The concern is that if patients experience dyspnea, they will discontinue the medication on their own, he noted, adding, “I wouldn’t just say to a patient, ‘It’s not a big deal,’ because if a patient feels breathless, that’s a big deal for them and they’re not necessarily going to know that this is probably just a relatively benign side effect.

“Once ticagrelor is actually available, my first use will likely not be in a patient who has baseline dyspnea,” Dr. Bhatt said. “I would want first to become familiar with [the drug] in patients who are likely to tolerate it well. That’s not because I think there’s a safety issue, but for practical reasons. In real life, if a patient is dyspneic and becomes more dyspneic, evaluating that can get tricky. It requires a thorough evaluation.”

When dyspnea is caused by ticagrelor, it appears to manifest earlier rather than later. That pattern could be useful in differentiating the etiology, Dr. Bhatt said, though he cautioned that it is “not ironclad.”

According to Dr. Bhatt, ticagrelor is a major advance in the treatment of ACS, but he stressed, “I don’t think it makes sense to push a patient with dyspnea too hard and risk him getting no antiplatelet therapy. I would switch him to clopidogrel or, if it were a stented patient with a low bleeding risk, to prasugrel.”

Despite its apparently benign nature, this side effect adds to the complexity of managing patients on antiplatelet therapy because now both doctors and patients need education not only about bleeding but also the potential for dyspnea, Dr. Bhatt said. “We have to make sure that if patients develop any new symptom like dyspnea or bleeding, they give their cardiologist a call,” he added.

Better to ‘Work Through’ Dyspnea?

In a telephone interview with TCTMD, Sorin J. Brener, MD, of Weill Cornell Medical College (New York, NY), noted, “Perhaps the most important message of the study is that dyspnea is not a sign of abnormal response to ticagrelor but rather just a side effect.”

But unlike Dr. Bhatt, Dr.
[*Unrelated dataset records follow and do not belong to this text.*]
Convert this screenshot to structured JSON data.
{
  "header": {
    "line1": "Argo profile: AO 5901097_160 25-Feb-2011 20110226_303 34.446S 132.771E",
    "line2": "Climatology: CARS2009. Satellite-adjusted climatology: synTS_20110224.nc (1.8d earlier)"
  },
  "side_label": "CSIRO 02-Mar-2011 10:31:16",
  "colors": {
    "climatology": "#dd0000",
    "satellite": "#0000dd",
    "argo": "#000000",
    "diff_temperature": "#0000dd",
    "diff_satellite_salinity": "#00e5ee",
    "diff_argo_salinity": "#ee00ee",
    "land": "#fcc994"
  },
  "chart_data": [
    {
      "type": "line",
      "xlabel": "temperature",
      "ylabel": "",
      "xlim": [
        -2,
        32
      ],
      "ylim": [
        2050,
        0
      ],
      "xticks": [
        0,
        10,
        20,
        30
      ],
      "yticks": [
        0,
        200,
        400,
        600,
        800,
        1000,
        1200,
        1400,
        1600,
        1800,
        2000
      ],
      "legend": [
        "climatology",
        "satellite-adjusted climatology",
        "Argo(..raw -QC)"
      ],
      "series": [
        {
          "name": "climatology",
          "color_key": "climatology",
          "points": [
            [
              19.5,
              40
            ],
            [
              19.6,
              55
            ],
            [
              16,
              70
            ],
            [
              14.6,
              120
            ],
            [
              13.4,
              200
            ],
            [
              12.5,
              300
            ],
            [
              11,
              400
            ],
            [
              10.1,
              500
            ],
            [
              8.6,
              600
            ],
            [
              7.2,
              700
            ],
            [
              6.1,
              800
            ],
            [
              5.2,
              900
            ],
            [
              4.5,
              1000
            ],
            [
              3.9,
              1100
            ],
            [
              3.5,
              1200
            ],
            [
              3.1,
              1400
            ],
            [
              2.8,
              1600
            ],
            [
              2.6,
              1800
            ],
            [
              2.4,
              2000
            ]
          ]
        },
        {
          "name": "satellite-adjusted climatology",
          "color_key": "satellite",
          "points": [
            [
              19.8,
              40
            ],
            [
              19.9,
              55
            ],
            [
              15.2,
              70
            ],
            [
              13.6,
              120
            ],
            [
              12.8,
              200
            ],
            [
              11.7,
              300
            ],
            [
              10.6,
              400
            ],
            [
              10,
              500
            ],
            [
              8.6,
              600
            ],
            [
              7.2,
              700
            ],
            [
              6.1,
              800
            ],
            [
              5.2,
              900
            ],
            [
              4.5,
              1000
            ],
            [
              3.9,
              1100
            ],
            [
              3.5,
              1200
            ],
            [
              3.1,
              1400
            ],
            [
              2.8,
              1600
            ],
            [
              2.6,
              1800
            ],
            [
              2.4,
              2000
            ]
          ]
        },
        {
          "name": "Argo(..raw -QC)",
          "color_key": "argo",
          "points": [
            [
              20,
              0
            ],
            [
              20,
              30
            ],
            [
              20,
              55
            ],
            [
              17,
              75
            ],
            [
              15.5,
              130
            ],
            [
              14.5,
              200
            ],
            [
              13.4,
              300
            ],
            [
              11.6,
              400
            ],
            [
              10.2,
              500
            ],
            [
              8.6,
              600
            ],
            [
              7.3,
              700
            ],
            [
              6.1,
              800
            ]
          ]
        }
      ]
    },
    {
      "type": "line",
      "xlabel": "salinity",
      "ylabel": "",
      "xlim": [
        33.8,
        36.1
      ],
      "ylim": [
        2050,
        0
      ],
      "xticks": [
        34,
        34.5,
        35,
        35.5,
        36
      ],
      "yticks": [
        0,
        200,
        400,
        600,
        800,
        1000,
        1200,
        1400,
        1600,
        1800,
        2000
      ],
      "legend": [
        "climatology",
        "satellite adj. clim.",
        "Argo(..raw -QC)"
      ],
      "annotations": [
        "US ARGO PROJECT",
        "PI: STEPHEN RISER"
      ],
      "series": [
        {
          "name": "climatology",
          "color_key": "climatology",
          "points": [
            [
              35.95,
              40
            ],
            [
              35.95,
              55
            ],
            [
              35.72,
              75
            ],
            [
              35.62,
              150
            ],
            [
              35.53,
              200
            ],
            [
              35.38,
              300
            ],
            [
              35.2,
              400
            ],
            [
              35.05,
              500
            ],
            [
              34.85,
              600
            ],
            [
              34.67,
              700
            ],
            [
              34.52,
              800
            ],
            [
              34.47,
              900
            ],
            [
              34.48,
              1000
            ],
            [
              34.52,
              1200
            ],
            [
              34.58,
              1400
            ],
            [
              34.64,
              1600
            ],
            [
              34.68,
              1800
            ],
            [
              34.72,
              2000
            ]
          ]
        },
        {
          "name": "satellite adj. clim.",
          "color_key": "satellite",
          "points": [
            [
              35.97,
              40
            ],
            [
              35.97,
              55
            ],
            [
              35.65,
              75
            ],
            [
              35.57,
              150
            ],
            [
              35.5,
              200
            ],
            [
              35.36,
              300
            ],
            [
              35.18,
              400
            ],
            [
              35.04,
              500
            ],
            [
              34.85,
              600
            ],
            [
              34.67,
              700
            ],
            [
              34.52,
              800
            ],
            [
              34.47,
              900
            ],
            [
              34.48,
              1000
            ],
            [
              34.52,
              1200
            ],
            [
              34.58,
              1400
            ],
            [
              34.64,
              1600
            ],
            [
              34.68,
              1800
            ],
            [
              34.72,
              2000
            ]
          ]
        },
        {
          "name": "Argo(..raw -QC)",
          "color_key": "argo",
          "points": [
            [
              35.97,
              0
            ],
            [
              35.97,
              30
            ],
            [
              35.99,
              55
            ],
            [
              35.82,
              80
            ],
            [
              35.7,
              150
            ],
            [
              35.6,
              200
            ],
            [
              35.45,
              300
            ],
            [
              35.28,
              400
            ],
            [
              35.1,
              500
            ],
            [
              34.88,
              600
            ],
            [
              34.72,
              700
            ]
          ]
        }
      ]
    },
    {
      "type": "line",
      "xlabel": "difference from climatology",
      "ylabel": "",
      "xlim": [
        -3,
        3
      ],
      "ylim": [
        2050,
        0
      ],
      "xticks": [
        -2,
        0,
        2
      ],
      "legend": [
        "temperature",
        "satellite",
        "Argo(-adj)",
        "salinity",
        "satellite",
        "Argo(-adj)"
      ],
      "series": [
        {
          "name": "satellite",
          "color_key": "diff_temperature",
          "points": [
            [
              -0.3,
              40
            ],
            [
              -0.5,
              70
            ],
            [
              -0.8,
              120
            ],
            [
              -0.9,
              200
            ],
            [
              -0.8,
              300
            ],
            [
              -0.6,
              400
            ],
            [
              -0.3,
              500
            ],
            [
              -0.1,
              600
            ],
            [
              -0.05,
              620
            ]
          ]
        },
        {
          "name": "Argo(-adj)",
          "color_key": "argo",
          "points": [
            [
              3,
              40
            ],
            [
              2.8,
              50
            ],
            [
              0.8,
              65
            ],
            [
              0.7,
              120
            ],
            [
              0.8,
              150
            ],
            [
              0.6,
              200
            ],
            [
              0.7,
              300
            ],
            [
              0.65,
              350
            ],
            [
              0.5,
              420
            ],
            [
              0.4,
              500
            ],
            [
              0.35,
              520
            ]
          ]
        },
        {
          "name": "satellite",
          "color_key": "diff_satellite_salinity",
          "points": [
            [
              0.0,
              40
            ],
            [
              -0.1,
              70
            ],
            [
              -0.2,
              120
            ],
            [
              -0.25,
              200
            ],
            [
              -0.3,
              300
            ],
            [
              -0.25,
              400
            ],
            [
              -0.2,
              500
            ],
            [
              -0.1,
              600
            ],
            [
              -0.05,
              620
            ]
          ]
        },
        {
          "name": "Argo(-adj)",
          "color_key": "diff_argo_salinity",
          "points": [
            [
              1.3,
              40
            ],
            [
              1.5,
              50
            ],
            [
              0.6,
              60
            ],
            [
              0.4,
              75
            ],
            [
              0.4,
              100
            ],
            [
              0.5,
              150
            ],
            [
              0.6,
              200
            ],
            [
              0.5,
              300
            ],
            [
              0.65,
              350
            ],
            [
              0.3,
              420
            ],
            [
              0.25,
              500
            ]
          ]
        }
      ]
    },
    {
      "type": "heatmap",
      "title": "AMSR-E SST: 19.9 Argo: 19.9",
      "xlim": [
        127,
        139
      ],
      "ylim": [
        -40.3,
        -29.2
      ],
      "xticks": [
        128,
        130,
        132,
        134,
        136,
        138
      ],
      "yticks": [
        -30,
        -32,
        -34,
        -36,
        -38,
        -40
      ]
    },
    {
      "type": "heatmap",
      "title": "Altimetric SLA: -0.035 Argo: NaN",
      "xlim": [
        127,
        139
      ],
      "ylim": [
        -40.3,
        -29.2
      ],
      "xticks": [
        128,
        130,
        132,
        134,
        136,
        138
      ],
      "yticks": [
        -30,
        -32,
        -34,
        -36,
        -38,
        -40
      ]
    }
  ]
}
Brener said he would not hesitate to prescribe ticagrelor to patients with COPD or heart failure. “It is a lot like beta blockers for COPD. We try it and a small percentage of people don’t tolerate it so we take them off,” he said, characterizing the 0.9% discontinuation rate of ticagrelor as “nothing.”

If a patient does develop dyspnea while on ticagrelor, it is clearly important to determine whether or not the condition is due to heart failure, Dr. Brener said. “But if the patient does not have heart failure, I wouldn’t be in a hurry to take them off the drug,” he added. “I would first try to get them to work through [the dyspnea].”



Source:
Storey RF, Becker RC, Harrington RA, et al. Characterization of dyspnoea in PLATO study patients treated with ticagrelor or clopidogrel and its association with clinical outcomes. Eur Heart J. 2011;Epub ahead of print.